There was more evasive answers, and given who had asked the question, they at least used more words not to answer her question than they had used to answer mine. 

Finally the public defender said something about the restorative justice program they had been talking up only having room for one offender per week when the need was more like two hundred a month.

THAT was an answer at least. 

Chief Whent is a good communicator.  He is affable, and he speaks with clarity.  One of the things that I appreciated about his presentation was that he made no bones about the police officers who had crossed the line.  There was none of the cagey language or treating abuse by police officers as some kind of hypothetical.  No, he talked about the problem as we know it is from the public record. 

One thing he said impressed me, and that was using statistics to intervene on a police officer before trouble escalated.  One of the stats they look at is if the officer stops more people of a certain race, or gender than others in the same squads.  He said that often a problem starts in the attitude of an officer and if stopped then, we do not get to the part where they are roughing people up, planning evidence (I think he said gun) and other abuse.  As he put it, the idea was to protect the public’s civil rights and intervene with an officer early enough to put them on track and have a chance to save their career. 
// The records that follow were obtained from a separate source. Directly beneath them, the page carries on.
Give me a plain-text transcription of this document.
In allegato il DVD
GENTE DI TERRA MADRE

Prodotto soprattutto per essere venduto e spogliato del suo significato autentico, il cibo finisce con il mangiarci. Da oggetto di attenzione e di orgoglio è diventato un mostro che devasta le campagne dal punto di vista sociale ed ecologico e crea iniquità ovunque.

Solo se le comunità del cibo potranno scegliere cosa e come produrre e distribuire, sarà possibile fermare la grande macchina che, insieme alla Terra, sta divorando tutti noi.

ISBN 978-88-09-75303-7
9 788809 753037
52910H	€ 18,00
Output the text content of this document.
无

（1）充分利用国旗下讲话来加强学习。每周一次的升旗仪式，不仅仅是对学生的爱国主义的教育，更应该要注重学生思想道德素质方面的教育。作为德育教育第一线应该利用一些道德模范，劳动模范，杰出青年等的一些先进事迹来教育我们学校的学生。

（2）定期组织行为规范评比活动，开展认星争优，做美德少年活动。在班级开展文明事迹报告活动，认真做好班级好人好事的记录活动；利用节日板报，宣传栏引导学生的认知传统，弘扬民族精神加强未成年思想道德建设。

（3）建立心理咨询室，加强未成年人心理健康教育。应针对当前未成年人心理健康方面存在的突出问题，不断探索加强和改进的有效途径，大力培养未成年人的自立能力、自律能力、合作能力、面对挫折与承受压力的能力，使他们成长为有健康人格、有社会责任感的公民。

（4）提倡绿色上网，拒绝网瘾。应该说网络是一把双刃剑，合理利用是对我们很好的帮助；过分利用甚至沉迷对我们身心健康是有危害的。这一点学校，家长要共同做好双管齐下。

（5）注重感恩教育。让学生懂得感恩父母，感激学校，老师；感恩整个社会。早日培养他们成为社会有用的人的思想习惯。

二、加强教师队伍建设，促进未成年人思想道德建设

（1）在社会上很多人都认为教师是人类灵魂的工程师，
He said a lot more, and was pretty frank about what part of the compliance director’s requirements would be easy to comply with and where we are probably in trouble.  Where we are most in trouble is in the ratio of sergeants to patrol officers. 

At the end we were given the floor for our questions.  Most of the questions were about the relationship between the police and the public and the lack of trust that exists.   Good questions and he addressed them pretty squarely.  Some of what he had to say I agreed with, other ideas sounded too much along the lock-em-up paradigm for me. 

Since others had asked the question of trust I asked another question:

“What do you say to the people of Oakland who do not believe anything will change?”

He said that he did not blame them and he did not think that the police will gain credibility unless they did two things in a way that the public would know it. 

1) Come into full compliance with the court order and get police abuse under control. 

2) Make a dent in crime. 

I call that an answer. 

I am still looking for some well sourced statistics on how many of our fellow residents are caught up in the criminal justice system one way or another.